One other segment, however, helps make the game last longer in the hands of casual fans: the new figure modes. The 500 figures depicting the game's characters can be unlocked by points earned through gameplay. Like Super Smash Bros. Melee, these are primarily earned using a slot machine-like minigame, using points based on rounds won. Casual players can trade up to 20 Play Coins (points that Nintendo awards for taking your system out for a walk) a day to earn these. That alone is not the point of the mode. Instead, you build a "team" out of five of the figures and store that for StreetPass. When walking around, if StreetPass triggers with another player of the game, your figures will battle theirs to earn extra bonuses. The game also offers bonus figures for typing in special passwords, some of which are sent as direct messages via the 3DS notification system.

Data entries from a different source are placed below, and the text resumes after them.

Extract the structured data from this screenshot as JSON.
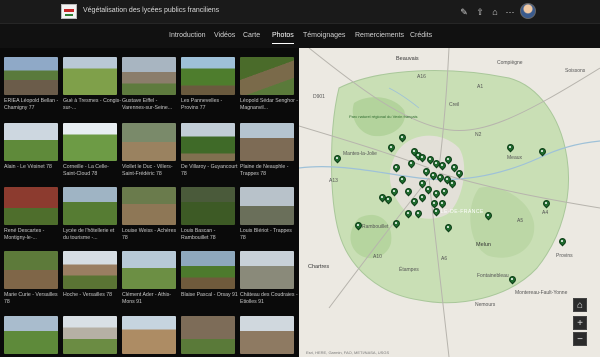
{
  "header": {
    "title": "Végétalisation des lycées publics franciliens",
    "icons": [
      "edit-icon",
      "share-icon",
      "home-icon",
      "more-icon"
    ]
  },
  "nav": {
    "tabs": [
      {
        "label": "Introduction",
        "active": false
      },
      {
        "label": "Vidéos",
        "active": false
      },
      {
        "label": "Carte",
        "active": false
      },
      {
        "label": "Photos",
        "active": true
      },
      {
        "label": "Témoignages",
        "active": false
      },
      {
        "label": "Remerciements",
        "active": false
      },
      {
        "label": "Crédits",
        "active": false
      }
    ]
  },
  "gallery": {
    "items": [
      "ERIEA Léopold Bellan - Chamigny 77",
      "Gué à Tresmes - Congis-sur-...",
      "Gustave Eiffel - Varennes-sur-Seine...",
      "Les Pannevelles - Provins 77",
      "Léopold Sédar Senghor - Magnanvil...",
      "Alain - Le Vésinet 78",
      "Corneille - La Celle-Saint-Cloud 78",
      "Viollet le Duc - Villers-Saint-Frédéric 78",
      "De Villaroy - Guyancourt 78",
      "Plaine de Neauphle - Trappes 78",
      "René Descartes - Montigny-le-...",
      "Lycée de l'hôtellerie et du tourisme -...",
      "Louise Weiss - Achères 78",
      "Louis Bascan - Rambouillet 78",
      "Louis Blériot - Trappes 78",
      "Marie Curie - Versailles 78",
      "Hoche - Versailles 78",
      "Clément Ader - Athis-Mons 91",
      "Blaise Pascal - Orsay 91",
      "Château des Coudraies - Etiolles 91",
      "",
      "",
      "",
      "",
      ""
    ]
  },
  "map": {
    "places": [
      "Beauvais",
      "Compiègne",
      "Soissons",
      "Creil",
      "Mantes-la-Jolie",
      "Meaux",
      "Rambouillet",
      "Melun",
      "Chartres",
      "Étampes",
      "Fontainebleau",
      "Nemours",
      "Provins",
      "Montereau-Fault-Yonne",
      "ÎLE-DE-FRANCE",
      "D901",
      "N2",
      "A16",
      "A1",
      "A4",
      "A5",
      "A6",
      "A10",
      "A13"
    ],
    "park_label": "Parc naturel régional du Vexin français",
    "zoom_in": "+",
    "zoom_out": "−",
    "home": "⌂",
    "attribution": "Esri, HERE, Garmin, FAO, METI/NASA, USGS"
  },
  "colors": {
    "background": "#0a0a0a",
    "topbar": "#1a1a1a",
    "marker": "#1f6b2e",
    "region_fill": "#c9dfb5"
  }
}
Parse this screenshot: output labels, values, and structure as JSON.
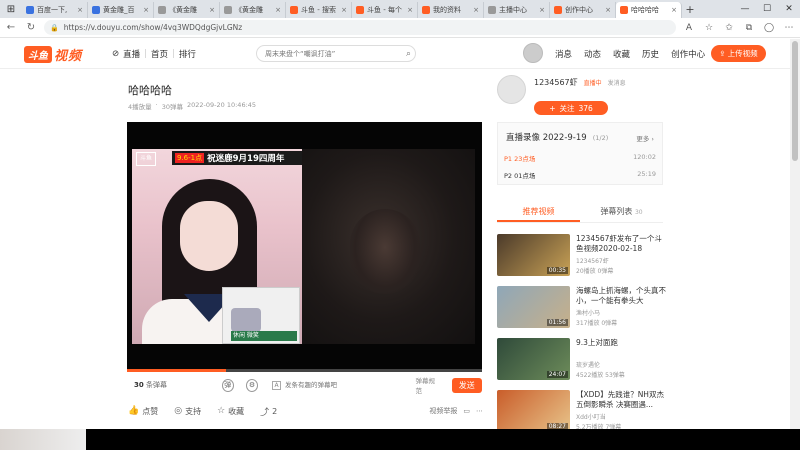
{
  "browser": {
    "tabs": [
      {
        "label": "百度一下,",
        "color": "#3a72e0"
      },
      {
        "label": "黄金雕_百",
        "color": "#3a72e0"
      },
      {
        "label": "《黄金雕",
        "color": "#999999"
      },
      {
        "label": "《黄金雕",
        "color": "#999999"
      },
      {
        "label": "斗鱼 - 搜索",
        "color": "#ff5d23"
      },
      {
        "label": "斗鱼 - 每个",
        "color": "#ff5d23"
      },
      {
        "label": "我的资料",
        "color": "#ff5d23"
      },
      {
        "label": "主播中心",
        "color": "#999999"
      },
      {
        "label": "创作中心",
        "color": "#ff5d23"
      },
      {
        "label": "哈哈哈哈",
        "color": "#ff5d23"
      }
    ],
    "url": "https://v.douyu.com/show/4vq3WDQdgGjvLGNz"
  },
  "header": {
    "logo_badge": "斗鱼",
    "logo_word": "视频",
    "nav": [
      "直播",
      "首页",
      "排行"
    ],
    "search_placeholder": "周末来盘个“嘲讽打油”",
    "links": [
      "消息",
      "动态",
      "收藏",
      "历史",
      "创作中心"
    ],
    "upload": "上传视频"
  },
  "video": {
    "title": "哈哈哈哈",
    "meta_views": "4播放量",
    "meta_danmaku": "30弹幕",
    "meta_date": "2022-09-20 10:46:45",
    "banner_date": "9.6-1点",
    "banner_text": "祝迷鹿9月19四周年",
    "cam_logo": "斗鱼",
    "inset_caption": "休闲 微笑",
    "progress": 0.28
  },
  "danmaku": {
    "count": "30",
    "count_label": "条弹幕",
    "input_placeholder": "发条有趣的弹幕吧",
    "rule": "弹幕规范",
    "send": "发送"
  },
  "actions": {
    "like": "点赞",
    "support": "支持",
    "collect": "收藏",
    "share": "2",
    "report": "视频举报"
  },
  "uploader": {
    "name": "1234567虾",
    "tag": "直播中",
    "message": "发消息",
    "follow": "关注",
    "followers": "376"
  },
  "playlist": {
    "title": "直播录像 2022-9-19",
    "count": "(1/2)",
    "more": "更多",
    "items": [
      {
        "label": "P1 23点场",
        "duration": "120:02",
        "active": true
      },
      {
        "label": "P2 01点场",
        "duration": "25:19",
        "active": false
      }
    ]
  },
  "tabs": {
    "recommended": "推荐视频",
    "danmaku_list": "弹幕列表",
    "danmaku_count": "30"
  },
  "recommendations": [
    {
      "title": "1234567虾发布了一个斗鱼视频2020-02-18",
      "author": "1234567虾",
      "stats": "20播放   0弹幕",
      "duration": "00:35",
      "thumb_a": "#4b3a2a",
      "thumb_b": "#c9a256"
    },
    {
      "title": "海螺岛上抓海螺，个头真不小，一个能有拳头大",
      "author": "渔村小马",
      "stats": "317播放   0弹幕",
      "duration": "01:56",
      "thumb_a": "#8fa7b8",
      "thumb_b": "#c7b08a"
    },
    {
      "title": "9.3上对面跑",
      "author": "琉岁遇伦",
      "stats": "4522播放   53弹幕",
      "duration": "24:07",
      "thumb_a": "#2f4a3a",
      "thumb_b": "#6d8c5a"
    },
    {
      "title": "【XDD】先践谁？NH双杰五倒影瞬杀 决赛圈遇...",
      "author": "Xdd小叮当",
      "stats": "5.2万播放   7弹幕",
      "duration": "08:27",
      "thumb_a": "#c95d2a",
      "thumb_b": "#e8c48a"
    }
  ]
}
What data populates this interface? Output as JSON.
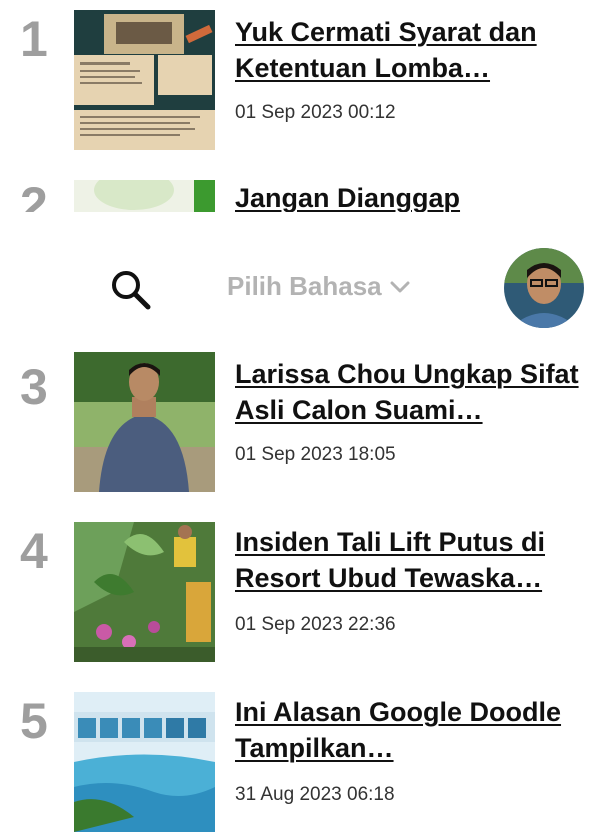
{
  "articles": [
    {
      "rank": "1",
      "title": "Yuk Cermati Syarat dan Ketentuan Lomba…",
      "date": "01 Sep 2023 00:12"
    },
    {
      "rank": "2",
      "title": "Jangan Dianggap",
      "date": ""
    },
    {
      "rank": "3",
      "title": "Larissa Chou Ungkap Sifat Asli Calon Suami…",
      "date": "01 Sep 2023 18:05"
    },
    {
      "rank": "4",
      "title": "Insiden Tali Lift Putus di Resort Ubud Tewaska…",
      "date": "01 Sep 2023 22:36"
    },
    {
      "rank": "5",
      "title": "Ini Alasan Google Doodle Tampilkan…",
      "date": "31 Aug 2023 06:18"
    }
  ],
  "navbar": {
    "language_label": "Pilih Bahasa",
    "search_icon": "search-icon",
    "chevron_icon": "chevron-down-icon"
  },
  "colors": {
    "rank": "#9e9e9e",
    "title": "#111111",
    "language": "#b3b3b3"
  }
}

This combination could help the game last much longer in many players' hands, and it certainly doesn't hurt the game's fun.

SSF IV: 3D Edition's biggest strength may be in its presentation. All of the character models look excellent, and the game's use of 3-D shaders means that it's hard to tell apart character and battle animations from the console versions of the game; even Hakan's oil shine looks spot-on at a casual glance. Unfortunately, the cost of this comes in the backgrounds, reduced to simpler 3-D models and even 2-D cut-outs for people. This is fine in the normal view but looks rather subpar when using the Dynamic View mechanic or when the camera goes wild for super moves. The cut scenes are reduced to scrolling still frames and subtitles — and no, the anime cut scenes aren't shifted into 3-D.

The soundscape also holds up nicely. All of the sound effects and voices from the console version port over and sound just fine on the 3DS' surprisingly decent speakers. Put in headphones, and you can even enjoy the soundtrack.

Only one thing holds back Super Street Fighter IV: 3D Edition from being pure fighting perfection: the lack of the arcade edition content, with its four characters and gigantic stack of extras. Otherwise, 3D Edition is one of the purest, strongest examples of fighting game bliss in recent history, and it's a worthy addition to almost any 3DS owner's library. This is easily the best title in the 3DS launch lineup, and it's proof that the potential is there for the slow-starting system.